Gilberto Alzate en la Universidad Nacional
Los grandes caudillos como Laureano Gómez, Jorge Eliécer Gaitán, Gilberto Alzate Avendaño, fueron en su momento seriamente cuestionados. Eran cesáreos, arrogantes, dominantes, ambiciosos. Pero ¿cómo ignorar que estos hombres mesiánicos irrumpieron como huracanes, recorrieron grandes distancias sociales, convenciendo, cambiando costumbres, venciendo, cargando la atmósfera de ideas, sentimientos y gritos, imponiendo criterios y aclimatando sistemas novedosos y progresistas? Practicaron el eslogan polémico de Nietzsche: “La importante no es la paz, lo importante es la victoria”. Por eso iluminaron y devastaron, impulsados por una fuerza irresistible y, es claro, dejaron a su paso heridas, descontentos y derrotados. El mismo Cristo dijo: “No penséis que vine a meter paz en la tierra; no vine a meter paz, sino espada. Vine a separar al hombre de su padre, a la hija de la madre… Vine a meter fuego en la tierra y ¿qué he de hacer si prendió?”.
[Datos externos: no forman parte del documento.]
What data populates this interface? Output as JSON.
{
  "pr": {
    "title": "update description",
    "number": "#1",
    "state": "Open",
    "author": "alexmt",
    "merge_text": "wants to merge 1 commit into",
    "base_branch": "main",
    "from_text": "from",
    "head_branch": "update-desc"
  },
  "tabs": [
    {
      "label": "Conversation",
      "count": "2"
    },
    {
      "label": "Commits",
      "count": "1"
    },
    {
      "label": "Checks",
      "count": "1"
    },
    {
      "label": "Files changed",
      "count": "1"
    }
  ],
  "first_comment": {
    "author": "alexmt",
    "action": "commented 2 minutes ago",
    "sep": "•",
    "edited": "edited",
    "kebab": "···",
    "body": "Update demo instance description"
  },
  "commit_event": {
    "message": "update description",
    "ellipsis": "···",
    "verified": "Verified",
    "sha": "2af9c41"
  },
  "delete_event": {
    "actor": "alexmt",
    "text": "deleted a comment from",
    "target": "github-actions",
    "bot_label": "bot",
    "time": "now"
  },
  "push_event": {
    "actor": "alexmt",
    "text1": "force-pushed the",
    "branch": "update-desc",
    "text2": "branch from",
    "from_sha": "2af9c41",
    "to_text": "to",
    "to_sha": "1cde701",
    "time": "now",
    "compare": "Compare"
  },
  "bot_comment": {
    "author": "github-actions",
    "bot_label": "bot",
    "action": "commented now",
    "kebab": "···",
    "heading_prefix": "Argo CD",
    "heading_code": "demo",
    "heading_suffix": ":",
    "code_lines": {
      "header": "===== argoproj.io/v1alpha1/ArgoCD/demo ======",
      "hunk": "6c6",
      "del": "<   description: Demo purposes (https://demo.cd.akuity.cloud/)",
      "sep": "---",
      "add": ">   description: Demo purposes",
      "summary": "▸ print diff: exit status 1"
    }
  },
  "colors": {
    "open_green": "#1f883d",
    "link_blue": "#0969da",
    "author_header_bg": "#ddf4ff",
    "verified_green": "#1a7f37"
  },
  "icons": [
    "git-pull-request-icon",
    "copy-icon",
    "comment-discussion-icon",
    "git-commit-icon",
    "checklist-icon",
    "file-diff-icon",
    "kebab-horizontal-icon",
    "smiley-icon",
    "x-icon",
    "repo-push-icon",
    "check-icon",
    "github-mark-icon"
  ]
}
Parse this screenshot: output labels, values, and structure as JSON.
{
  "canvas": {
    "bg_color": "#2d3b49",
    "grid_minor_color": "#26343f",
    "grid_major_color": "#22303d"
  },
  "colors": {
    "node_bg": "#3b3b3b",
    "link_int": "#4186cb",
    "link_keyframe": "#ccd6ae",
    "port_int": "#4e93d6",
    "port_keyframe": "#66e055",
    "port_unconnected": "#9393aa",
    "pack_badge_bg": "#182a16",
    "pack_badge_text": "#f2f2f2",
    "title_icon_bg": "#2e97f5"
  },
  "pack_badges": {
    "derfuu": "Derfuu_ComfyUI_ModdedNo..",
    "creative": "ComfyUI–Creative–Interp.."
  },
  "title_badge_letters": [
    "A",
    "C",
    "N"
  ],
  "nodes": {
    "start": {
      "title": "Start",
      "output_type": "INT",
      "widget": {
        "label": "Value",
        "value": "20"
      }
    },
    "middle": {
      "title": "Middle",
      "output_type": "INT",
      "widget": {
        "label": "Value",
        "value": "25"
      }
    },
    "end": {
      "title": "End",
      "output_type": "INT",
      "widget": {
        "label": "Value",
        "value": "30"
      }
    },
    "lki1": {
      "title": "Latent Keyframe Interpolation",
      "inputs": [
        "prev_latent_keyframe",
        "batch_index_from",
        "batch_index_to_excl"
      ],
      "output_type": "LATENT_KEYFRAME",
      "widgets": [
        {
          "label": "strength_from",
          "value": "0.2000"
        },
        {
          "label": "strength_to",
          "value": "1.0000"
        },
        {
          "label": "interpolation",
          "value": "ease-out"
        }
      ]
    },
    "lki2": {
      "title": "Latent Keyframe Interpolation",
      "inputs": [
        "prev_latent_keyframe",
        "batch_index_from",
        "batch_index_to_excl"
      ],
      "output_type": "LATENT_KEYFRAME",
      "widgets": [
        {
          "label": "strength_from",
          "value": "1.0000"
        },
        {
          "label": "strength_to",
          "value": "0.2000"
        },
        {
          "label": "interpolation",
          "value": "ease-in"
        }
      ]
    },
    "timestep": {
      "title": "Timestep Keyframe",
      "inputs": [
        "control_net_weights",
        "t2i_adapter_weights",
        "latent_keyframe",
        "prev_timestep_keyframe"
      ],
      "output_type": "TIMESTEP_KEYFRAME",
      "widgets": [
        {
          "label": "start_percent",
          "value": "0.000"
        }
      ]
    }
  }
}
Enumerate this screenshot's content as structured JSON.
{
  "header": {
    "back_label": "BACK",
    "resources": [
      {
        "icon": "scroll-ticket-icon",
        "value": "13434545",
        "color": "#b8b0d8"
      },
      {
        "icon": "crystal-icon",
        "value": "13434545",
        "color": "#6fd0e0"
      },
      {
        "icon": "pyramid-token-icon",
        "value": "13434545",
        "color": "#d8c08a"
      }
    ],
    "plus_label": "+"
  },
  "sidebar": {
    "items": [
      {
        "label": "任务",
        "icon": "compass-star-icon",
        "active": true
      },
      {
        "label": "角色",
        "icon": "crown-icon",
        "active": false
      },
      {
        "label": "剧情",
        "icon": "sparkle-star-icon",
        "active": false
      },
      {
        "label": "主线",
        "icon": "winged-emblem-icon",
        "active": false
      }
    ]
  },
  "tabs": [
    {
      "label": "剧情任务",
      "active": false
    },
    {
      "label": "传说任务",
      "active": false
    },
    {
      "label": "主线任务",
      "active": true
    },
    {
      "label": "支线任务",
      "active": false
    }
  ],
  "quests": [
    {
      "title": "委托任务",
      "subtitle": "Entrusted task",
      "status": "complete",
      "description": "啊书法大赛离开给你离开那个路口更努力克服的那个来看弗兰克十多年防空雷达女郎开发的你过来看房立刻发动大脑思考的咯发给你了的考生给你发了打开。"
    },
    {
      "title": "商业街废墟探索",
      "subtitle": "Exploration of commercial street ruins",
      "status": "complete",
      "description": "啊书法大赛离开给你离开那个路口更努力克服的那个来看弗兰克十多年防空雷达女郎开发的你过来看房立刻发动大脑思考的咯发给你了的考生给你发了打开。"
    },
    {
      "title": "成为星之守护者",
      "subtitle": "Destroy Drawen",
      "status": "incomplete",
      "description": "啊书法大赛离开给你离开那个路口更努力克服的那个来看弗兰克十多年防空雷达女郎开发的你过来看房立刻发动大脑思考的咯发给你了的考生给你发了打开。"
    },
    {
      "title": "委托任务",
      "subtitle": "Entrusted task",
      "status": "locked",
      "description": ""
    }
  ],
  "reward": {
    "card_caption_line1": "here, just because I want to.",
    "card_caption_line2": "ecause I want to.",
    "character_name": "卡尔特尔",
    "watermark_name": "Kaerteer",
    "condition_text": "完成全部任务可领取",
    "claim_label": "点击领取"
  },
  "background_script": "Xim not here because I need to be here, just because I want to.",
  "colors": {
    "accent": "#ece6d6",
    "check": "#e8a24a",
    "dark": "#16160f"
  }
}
También se dice de ellos que gustaban de los honores, del triunfo a toda costa, de la fama y del prestigio. Que fueron calculadores y que cometieron excesos e injusticias. Si Bolívar hubiera seguido al pie de la letra el “Amaos los unos a los otros” y “Si te lastiman una mejilla colocad la otra”, no habría aplastado el imperio español, como lo consiguió.
Los tres volúmenes que Julio César Ayala, sobresaliente catedrático de la Universidad Nacional, le dedica a Gilberto Alzate Avendaño, -ocho años de investigación- son fundamentales para entender el contexto histórico en que luchó y combatió el llamado Mariscal Alzate.
Gilberto Alzate Ronga, hijo del gran caudillo, estructuró un buen estudio sobre su progenitor. César Ayala es todo un catedrático y un dialéctico. Trabaja con fervor y lucidez lo ideológico, lo programático, lo histórico y el desempeño de los partidos en nuestra sociedad.
Gilberto Alzate Avendaño -escribí una biografía sobre este líder, con varias ediciones de Plaza y Janés, Grijalbo y universidades Quindío y Simón Bolívar- fue uno de los últimos resplandores de aquella constelación de gigantes que parecen sostener sobre sus hombros, como vigorosas columnas inmóviles, la nave de nuestras mejores tradiciones clásicas.
En el servicio del Estado, su voluntad de acción fue igual a su pureza y su pureza igual a su patriotismo. Como diplomático, como funcionario entregó su esfuerzo a la Patria, sin pedirle retribuciones. Incansable en el desempeño de misiones, su acción contribuyó a ensanchar la órbita de nuestro buen nombre en el exterior; desvelado y pulcro, su paso por todos los escenarios dejó huella imperecedera.
Alzate tuvo el don de circunscribir en el ideal lo posible y en lo deseado lo realizable, para no dejarse arrebatar por la utopía, ni disminuir por el desengaño. En la tribuna se inspiraba y sorprendía por la cultura y la velocidad mental con que replicaba. En el manejo de los hombres poseía el secreto de saber equilibrar los egoísmos y de coordinar energías situándose a equidistancia de la familiaridad y de la indiferencia. Otros podían dirigir borrándose un poco. Alzate siempre era inconfundible. Todos lo respetaban y acataban. Cuidaba con celo su bien ganada fama.